Bilston Craft Gallery is the largest dedicated craft venue in the West Midlands, located at Mount Pleasant, Bilston, near Bilston town centre.

==Building==

The two-storey stone residential house was built in 1905 as a home for the Harper family, the local lock manufacturers. It replaced a much older Regency building, Brueton House, built in 1818 by Thomas Brueton.

Between 1918–30 the house was used by Bilston Girls High School. After the school had moved to a larger building and grounds, the house was re-modelled and a large extension at the rear of the building was added. From 1937-1990s, the building housed the Bilston Art Gallery and Museum. The building also houses Bilston Library.

==History==

Bilston Art Gallery and Museum was officially opened in 1937 by Professor Thomas Bodkin, the founding Director of the Barber Institute of Fine Arts, Birmingham.
The core of the collection was formed from about hundred paintings which were donated in 1937 to the gallery by William Thompson, formerly of Bilston, but then a resident of Colwyn Bay, Wales. In following decades, the Gallery regularly organised exhibitions of artworks by local artists, received various gifts and donations, and built a substantial collection of local art and artefacts related to local history.

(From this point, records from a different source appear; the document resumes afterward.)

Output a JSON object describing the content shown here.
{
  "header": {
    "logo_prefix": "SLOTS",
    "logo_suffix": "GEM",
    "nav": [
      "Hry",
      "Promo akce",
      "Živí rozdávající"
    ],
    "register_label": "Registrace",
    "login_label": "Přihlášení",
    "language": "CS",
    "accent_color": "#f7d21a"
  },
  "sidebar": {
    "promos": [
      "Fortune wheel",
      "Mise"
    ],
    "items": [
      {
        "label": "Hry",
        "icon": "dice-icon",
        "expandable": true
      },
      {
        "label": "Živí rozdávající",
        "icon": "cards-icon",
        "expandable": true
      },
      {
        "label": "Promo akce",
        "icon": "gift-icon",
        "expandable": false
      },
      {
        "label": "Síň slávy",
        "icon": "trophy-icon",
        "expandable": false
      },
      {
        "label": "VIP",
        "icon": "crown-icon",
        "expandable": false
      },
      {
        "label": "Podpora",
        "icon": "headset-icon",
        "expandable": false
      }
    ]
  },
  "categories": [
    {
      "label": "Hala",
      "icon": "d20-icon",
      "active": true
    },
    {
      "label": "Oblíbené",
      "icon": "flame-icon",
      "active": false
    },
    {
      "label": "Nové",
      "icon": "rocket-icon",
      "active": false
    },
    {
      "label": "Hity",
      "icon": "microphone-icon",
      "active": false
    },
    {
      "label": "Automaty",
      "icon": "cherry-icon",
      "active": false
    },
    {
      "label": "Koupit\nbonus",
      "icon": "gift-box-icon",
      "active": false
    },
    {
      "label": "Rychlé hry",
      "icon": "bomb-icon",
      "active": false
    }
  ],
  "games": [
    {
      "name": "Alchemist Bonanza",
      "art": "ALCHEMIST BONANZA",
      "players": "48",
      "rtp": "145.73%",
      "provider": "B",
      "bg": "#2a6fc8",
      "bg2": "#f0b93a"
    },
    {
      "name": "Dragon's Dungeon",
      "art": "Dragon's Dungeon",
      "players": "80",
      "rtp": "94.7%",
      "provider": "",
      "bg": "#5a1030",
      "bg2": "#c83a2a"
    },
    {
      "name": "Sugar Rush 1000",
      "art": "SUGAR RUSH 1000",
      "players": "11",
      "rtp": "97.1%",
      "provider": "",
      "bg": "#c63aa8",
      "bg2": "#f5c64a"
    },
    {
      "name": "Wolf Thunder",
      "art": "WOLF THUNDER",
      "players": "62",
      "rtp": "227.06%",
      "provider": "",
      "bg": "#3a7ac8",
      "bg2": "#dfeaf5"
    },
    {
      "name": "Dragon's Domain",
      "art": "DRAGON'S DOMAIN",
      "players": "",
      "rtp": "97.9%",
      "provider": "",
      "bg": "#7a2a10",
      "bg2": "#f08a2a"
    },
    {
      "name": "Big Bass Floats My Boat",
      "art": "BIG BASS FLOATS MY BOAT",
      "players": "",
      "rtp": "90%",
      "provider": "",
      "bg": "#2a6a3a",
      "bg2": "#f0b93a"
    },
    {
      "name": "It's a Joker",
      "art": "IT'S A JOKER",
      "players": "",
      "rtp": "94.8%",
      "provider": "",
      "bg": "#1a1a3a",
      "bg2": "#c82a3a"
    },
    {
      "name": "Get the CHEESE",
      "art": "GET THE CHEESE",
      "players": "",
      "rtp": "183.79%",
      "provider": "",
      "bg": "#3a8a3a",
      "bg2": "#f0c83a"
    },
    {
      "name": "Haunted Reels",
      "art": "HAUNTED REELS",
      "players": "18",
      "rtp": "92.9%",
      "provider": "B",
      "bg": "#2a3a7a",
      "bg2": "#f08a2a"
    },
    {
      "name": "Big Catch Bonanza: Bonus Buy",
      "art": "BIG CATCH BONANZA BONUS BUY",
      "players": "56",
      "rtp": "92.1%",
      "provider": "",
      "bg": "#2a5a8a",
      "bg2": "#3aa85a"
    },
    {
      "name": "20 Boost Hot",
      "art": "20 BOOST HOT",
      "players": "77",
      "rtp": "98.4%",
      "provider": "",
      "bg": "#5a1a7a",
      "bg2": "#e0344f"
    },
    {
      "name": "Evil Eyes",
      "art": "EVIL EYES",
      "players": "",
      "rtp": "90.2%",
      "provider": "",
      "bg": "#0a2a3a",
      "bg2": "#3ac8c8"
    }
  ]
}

In 1990s, in the process of re-structure of cultural services across the area, the collection was transferred to Wolverhampton Art Gallery, and Bilston Museum was re-styled as Bilston Craft Gallery.
At present, it shares the building with the Bilston Library. Bilston Craft Gallery is a part of Wolverhampton Arts and Museums Service.

==Exhibitions==

===Permanent display===
Bilston Craft Gallery has a permanent exhibition 'Craftsense' which showcases objects from eighteenth-century local industry alongside commissioned contemporary pieces that use similar techniques. Almost a hundred Bilston enamels form the main part of the display, but as part of the collection re-shuffle in the 1990s, the Bilston enamels, among other industrial and historical items, were removed to Bantock House, causing public outcry, but were returned in 2005 with the opening of the Craftsense gallery. Together with those remaining on show at Bantock form the largest collection of enamels apart from that of the Victoria and Albert Museum.

===Temporary exhibitions and education===

Bilston Craft Gallery has a programme of temporary exhibitions featuring modern craft works. It offers a range of learning opportunities for all ages including the access to the Crafts Council Photostore, featuring over a thousand selected designer-makers. The creative gallery 'Craftplay' was specially designed for pre-school children.

The 'First Floor Gallery' is a hireable community space for individuals and groups to show their own exhibitions of craft and art.

===Garden===
The gallery backs onto a large garden populated with various flowers. It contains several craft works, including two carved wooden dragons by Graham Jones and a circle of stone sculptures.